The family’s bedrooms (as well as Kim’s petite home office, which features a fresh green ombre wallpaper by Designers Guild) are all upstairs. All these first-floor rooms lead off a hallway that has been furnished as a casual pyjama lounge and features a glorious view across Cape Town towards the distant Durbanville hills.

Anna’s bedroom is gorgeously pretty, with bold horizontal pink stripes on the walls that enlarge and open up the space, while Jamie’s room, by contrast, is bold and graphic: one wall features Cole & Son’s Frontier Tile wallpaper in black and white and another is painted black – as well as a wooden four-poster bed and a large, glass-fronted cabinet that displays his toys and books.

The main bedroom is more muted in terms of its use of colour (a splash of it was recently added in the form of new artwork above the bed) and the bathroom and dressing room have been deliberately kept separate from the bedroom rather than being typically en suite. The separation means that Graham, who travels a great deal for work, can get up and prepare to depart without disturbing anyone else in the house.

The guest suite and guest cloakroom are both on the ground floor, off the entrance hallway and along a passageway adorned with a large Slim Aarons photographic print hung above a bright green love seat. In the guest cloakroom, the gorgeous, leafy ‘Martinique’ wallpaper is used – Kim insisted on tracking down the original version of this modern classic wallpaper, the same as that famously hanging in the Beverly Hills Hotel.

The guest bedroom is decorated in restful, muted shades of oatmeal and sand, with a charming en suite bathroom that has its own little landscaped courtyard – and that Bishopscourt view – as well as custom-made terrazzo floors based on the same design as that used at the V&A Waterfront. Here, it’s rendered in smart black and white rather than the V&A’s greens and pinks.
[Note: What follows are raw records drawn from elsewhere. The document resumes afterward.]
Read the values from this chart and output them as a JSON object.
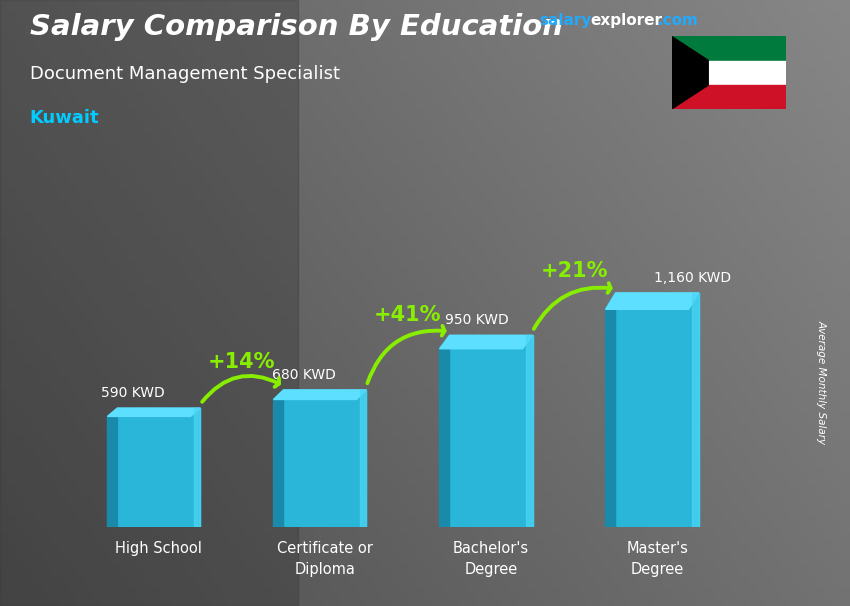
{
  "title": "Salary Comparison By Education",
  "subtitle": "Document Management Specialist",
  "country": "Kuwait",
  "categories": [
    "High School",
    "Certificate or\nDiploma",
    "Bachelor's\nDegree",
    "Master's\nDegree"
  ],
  "values": [
    590,
    680,
    950,
    1160
  ],
  "labels": [
    "590 KWD",
    "680 KWD",
    "950 KWD",
    "1,160 KWD"
  ],
  "pct_labels": [
    "+14%",
    "+41%",
    "+21%"
  ],
  "bar_color_main": "#29b6d8",
  "bar_color_light": "#4dd6f5",
  "bar_color_dark": "#1a8aaa",
  "bar_color_top": "#5de0ff",
  "bg_color": "#606060",
  "title_color": "#ffffff",
  "subtitle_color": "#ffffff",
  "country_color": "#00ccff",
  "label_color": "#ffffff",
  "pct_color": "#88ee00",
  "ylabel": "Average Monthly Salary",
  "ylim_max": 1500,
  "bar_width": 0.5,
  "salary_color": "#00aaff",
  "explorer_color": "#ffffff",
  "com_color": "#00aaff",
  "label_offsets_left": [
    true,
    true,
    true,
    false
  ],
  "arrow_rad": [
    -0.45,
    -0.42,
    -0.38
  ]
}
Another characteristic feature of Kim’s home is the fact that there is almost no built-in furniture in the house. She says she prefers to avoid built-in items and instead uses cupboards, storage units and cabinets that are all individual – and mostly custom-made – pieces. As with other decor elements in the house, this could be read as quite an old-fashioned gesture, but Kim’s take on it feels extremely contemporary. One of the loveliest examples of this custom-built, freestanding furniture is the drinks cabinet in the dining area. Covered with a shagreen-textured vinyl decorated with a circular nailhead pattern, it is filled with beautiful glassware – as well as all the essentials for everything from cocktails to post-dinner digestifs.

Listen to Kim talk about her history as an interior designer and the way she went about creating her own space, and the phrase that comes to mind is ‘investigator decorator’. Her childhood experience of fabrics (Kim’s mother is Debbie Schuurman of Walnut Interior Fabrics in Durban, so she grew up around textiles of all kinds) obviously plays a part, but her visual style is also the product of meticulous research. She methodically tracked down all sorts of items she had envisioned as perfect for her home, ranging from those old terrazzo-tile presses to wallpapers, and unique artworks to custom-made furniture. The combination of such a careful, thoughtful approach with an innate sense of colour that reflects so much confidence and brio might be remarkable, but that just adds to the pleasure its end result affords.